The unfortunate reality is that big companies take a long time to apply software patches. Sometimes, it’s just bad management or oversight, but other times it’s reasonable concern over breaking changes. A few years ago, Microsoft pushed out a Windows update that deleted some users’ Documents directory (seriously). Maybe better to just wait a few days and see how the update fares for everyone else, eh? Especially when a company is using eons of legacy technology piled beneath their systems like geological strata (hi banks and airlines!), it can be very difficult to predict when a seemingly innocent change might alter some long-forgotten dependency and cause a nightmare. One of the worst (if not the worst) consumer data breach happened because Equifax waited over two months to patch a massive Apache flaw. The patch was released on March 7, and just three days later, researchers were seeing attacks attempting to exploit it.

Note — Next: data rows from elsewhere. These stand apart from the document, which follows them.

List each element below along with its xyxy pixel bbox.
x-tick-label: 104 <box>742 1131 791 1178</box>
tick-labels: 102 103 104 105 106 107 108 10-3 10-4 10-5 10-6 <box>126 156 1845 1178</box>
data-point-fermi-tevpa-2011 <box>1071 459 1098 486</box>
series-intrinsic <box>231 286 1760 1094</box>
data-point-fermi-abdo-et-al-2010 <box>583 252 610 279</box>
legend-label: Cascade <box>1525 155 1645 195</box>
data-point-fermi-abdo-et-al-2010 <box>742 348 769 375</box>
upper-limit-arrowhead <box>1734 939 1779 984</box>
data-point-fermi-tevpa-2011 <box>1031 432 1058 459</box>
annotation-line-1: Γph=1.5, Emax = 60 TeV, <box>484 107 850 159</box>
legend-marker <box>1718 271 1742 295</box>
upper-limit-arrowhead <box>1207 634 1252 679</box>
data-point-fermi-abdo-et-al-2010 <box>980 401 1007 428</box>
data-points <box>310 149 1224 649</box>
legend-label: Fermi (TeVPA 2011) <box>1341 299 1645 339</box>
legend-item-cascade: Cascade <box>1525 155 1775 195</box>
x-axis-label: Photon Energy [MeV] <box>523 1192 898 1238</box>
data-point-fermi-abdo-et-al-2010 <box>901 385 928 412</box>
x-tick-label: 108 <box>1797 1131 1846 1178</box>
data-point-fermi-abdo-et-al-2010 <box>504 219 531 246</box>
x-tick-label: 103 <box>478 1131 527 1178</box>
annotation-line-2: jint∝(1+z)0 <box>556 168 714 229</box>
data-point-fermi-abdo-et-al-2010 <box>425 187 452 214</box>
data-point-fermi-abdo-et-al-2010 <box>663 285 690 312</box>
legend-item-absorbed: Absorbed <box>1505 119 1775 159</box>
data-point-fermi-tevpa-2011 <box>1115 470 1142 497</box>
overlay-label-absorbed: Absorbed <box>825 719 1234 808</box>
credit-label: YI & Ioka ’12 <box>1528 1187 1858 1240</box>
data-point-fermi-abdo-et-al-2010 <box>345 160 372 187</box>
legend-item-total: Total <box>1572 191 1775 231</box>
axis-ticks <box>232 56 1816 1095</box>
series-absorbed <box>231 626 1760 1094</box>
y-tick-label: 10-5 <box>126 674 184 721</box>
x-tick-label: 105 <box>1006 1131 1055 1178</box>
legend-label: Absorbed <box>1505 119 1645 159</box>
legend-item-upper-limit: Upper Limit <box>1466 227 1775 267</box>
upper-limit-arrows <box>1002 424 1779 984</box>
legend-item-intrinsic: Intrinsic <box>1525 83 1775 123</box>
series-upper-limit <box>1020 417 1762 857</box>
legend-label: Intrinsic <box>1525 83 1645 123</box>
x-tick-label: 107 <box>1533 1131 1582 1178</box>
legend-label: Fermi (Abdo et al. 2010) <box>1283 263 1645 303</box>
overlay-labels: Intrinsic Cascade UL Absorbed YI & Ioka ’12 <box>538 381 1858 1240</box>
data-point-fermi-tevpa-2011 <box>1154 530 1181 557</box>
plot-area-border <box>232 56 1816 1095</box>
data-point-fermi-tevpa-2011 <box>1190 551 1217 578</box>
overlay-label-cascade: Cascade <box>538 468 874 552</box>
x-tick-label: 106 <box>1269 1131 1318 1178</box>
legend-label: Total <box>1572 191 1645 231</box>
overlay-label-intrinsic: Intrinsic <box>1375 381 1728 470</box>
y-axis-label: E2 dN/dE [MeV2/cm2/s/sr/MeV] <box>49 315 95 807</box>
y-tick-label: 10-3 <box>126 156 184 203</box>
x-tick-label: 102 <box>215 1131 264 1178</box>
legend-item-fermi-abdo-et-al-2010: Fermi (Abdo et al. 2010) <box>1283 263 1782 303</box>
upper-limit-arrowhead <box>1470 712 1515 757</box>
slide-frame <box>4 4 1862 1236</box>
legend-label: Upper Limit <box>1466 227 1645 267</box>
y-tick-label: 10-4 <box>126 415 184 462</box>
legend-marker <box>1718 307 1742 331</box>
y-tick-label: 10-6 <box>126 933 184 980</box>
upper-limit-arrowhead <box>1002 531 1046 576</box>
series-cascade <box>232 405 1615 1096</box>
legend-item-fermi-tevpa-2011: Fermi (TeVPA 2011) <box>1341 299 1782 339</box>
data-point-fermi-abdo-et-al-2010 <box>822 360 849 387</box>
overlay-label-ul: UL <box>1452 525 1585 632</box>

LLMs aren’t going to be out-competing human geniuses any time soon when it comes to finding esoteric 0-days (and even if they did, developers would just start using them in test). What they can do, though (and do very well) is help novice developers write simple code very quickly to take advantage of known issues. Going back to our “goto fail” vulnerability, I asked ChatGPT 4 Turbo to “write a python script that listens on port 443, opens a connection using tls v1.1, and forces use of the echde ciper suite” and got back a rather nice block of (well-commented!) code that did exactly that, although it did come with a helpful warning that TLS v1.1 was deprecated and that I shouldn’t be doing this. 

On the social engineering side, a company recently lost $25 million due to wire fraud, enabled via AI-generated fake video chat that tricked an employee into allowing the transfer. No particular talent is required to effect either of these two attacks beyond a rudimentary understanding of how to interact with AI models and basic development work like how to set up a webserver (and you probably could ask GPT to help you configure a simple web server on the domain “bank0famerica.com” and get 90% of the way there by just doing what it told you). These attacks—both social engineering and 1-days—are not very interesting or elaborate, but they are effective. AI increases the number of people capable of performing them by orders of magnitude and more importantly shortens the window between announcement and attack to almost nothing.

Companies need to get ready for the onslaught. First, patch quickly. The days of making do with underfunded IT departments that take months (or even just weeks) to test patches simply are over. Second, build in systems that don’t rely on people behaving perfectly every time, and build in redundancy for high-consequence decisions. It is easy to scold the employee who entered their credentials into a phishing site or sent a wire because they were tricked, but the only durable solution is to build systems that mitigate human error. As an example, passkeys instead of passwords prevent most phishing attacks, while requiring multiple employees to confirm wires makes social engineering attacks vastly more difficult. The wave is coming.